Но те времена прошли безвозвратно. Отца моего и деда давно уже нет на свете; сгорбился, почти у меня на глазах сдал Старик, теперь он уже не даст такого маху, не уйдёт в тайгу с ружьём, рюкзаком и верным Полканом. Да и заяц из нашего леса почти ушёл. На кого охотиться?
Старик решил, что на уток. Но охота наша теперь, когда Старик всё-таки собирается прошвырнуться, больше напоминает прогулку, развлечение. А раньше это был трудный промысел...
Старик этого, кажется, не очень понимает, и по-прежнему стреляет по уткам всерьёз, чуть только увидит какой-нибудь ненароком испуганный косяк, и всё промахивается.
Теперь мы натыкаемся на уток скорее случайно. Раньше я вынюхивал их – и уток, и зайцев, и тетеревов, но нюх мой давно уже ослаб, и я почти ничего не чувствую, кроме жгучего пороха, которым и теперь ещё пахнут патронташ и руки Старика.
Виноват, патронташ я посеял ещё прошлой зимой. То ли сил моих больше не стало по сугробам карабкаться, то ли челюсть моя от старости ослабла, да только вывалился он где-то – и ищи теперь его...

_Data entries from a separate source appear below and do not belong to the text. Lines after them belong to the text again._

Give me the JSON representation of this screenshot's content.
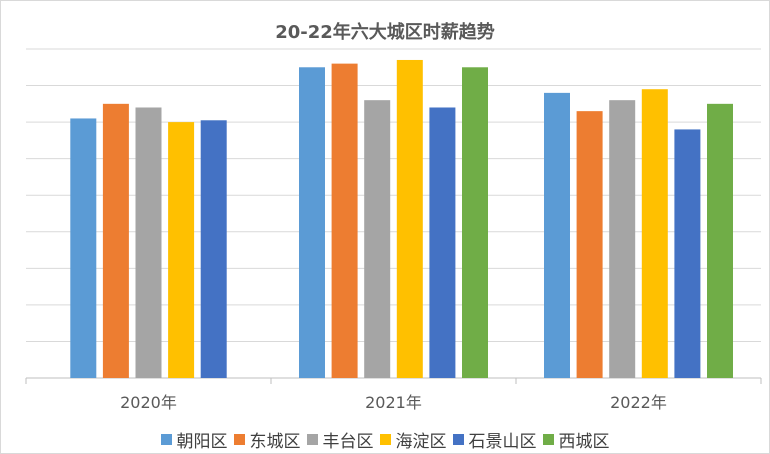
{
  "chart_data": {
    "type": "bar",
    "title": "20-22年六大城区时薪趋势",
    "categories": [
      "2020年",
      "2021年",
      "2022年"
    ],
    "series": [
      {
        "name": "朝阳区",
        "color": "#5b9bd5",
        "values": [
          7.1,
          8.5,
          7.8
        ]
      },
      {
        "name": "东城区",
        "color": "#ed7d31",
        "values": [
          7.5,
          8.6,
          7.3
        ]
      },
      {
        "name": "丰台区",
        "color": "#a5a5a5",
        "values": [
          7.4,
          7.6,
          7.6
        ]
      },
      {
        "name": "海淀区",
        "color": "#ffc000",
        "values": [
          7.0,
          8.7,
          7.9
        ]
      },
      {
        "name": "石景山区",
        "color": "#4472c4",
        "values": [
          7.05,
          7.4,
          6.8
        ]
      },
      {
        "name": "西城区",
        "color": "#70ad47",
        "values": [
          null,
          8.5,
          7.5
        ]
      }
    ],
    "ylim": [
      0,
      9
    ],
    "grid": true,
    "legend_position": "bottom"
  }
}
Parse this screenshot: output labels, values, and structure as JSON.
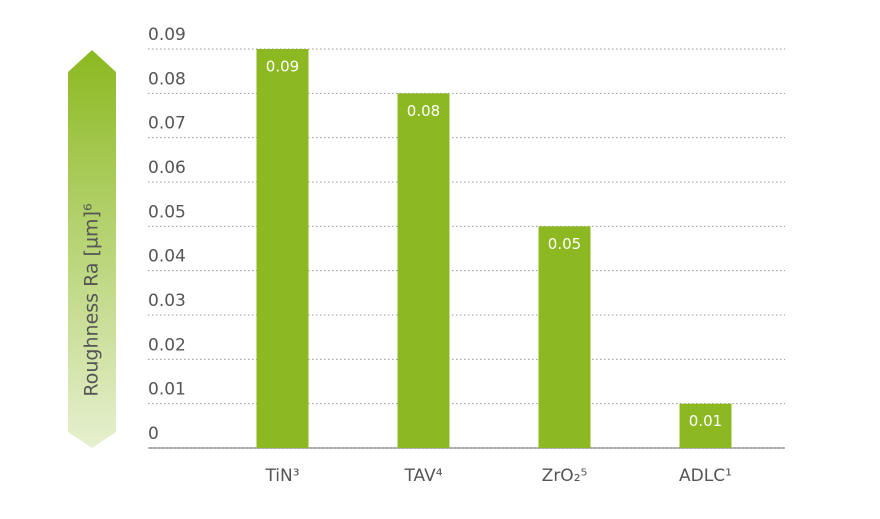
{
  "chart_data": {
    "type": "bar",
    "y_label": "Roughness Ra [µm]⁶",
    "categories": [
      "TiN³",
      "TAV⁴",
      "ZrO₂⁵",
      "ADLC¹"
    ],
    "values": [
      0.09,
      0.08,
      0.05,
      0.01
    ],
    "color": "#8cb921",
    "ylim": [
      0,
      0.09
    ],
    "yticks": [
      0,
      0.01,
      0.02,
      0.03,
      0.04,
      0.05,
      0.06,
      0.07,
      0.08,
      0.09
    ],
    "grid": true
  }
}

Старик лениво покричал на меня, чего с ним почти никогда не бывало, и стал носить патроны в кармане своего бушлата. Да только, как я уже сказал, всё больше промахивался, и в конце концов из охотников переделался в грибники. Надо думать, так-то оно лучше. Только я ему стал уже без надобности.
Но незадолго перед этим как-то раз у него из-под ног, из какой-то норы под дубовым корневищем, сиганул заяц – настоящий заяц-русак, с длиннющими такими ушами!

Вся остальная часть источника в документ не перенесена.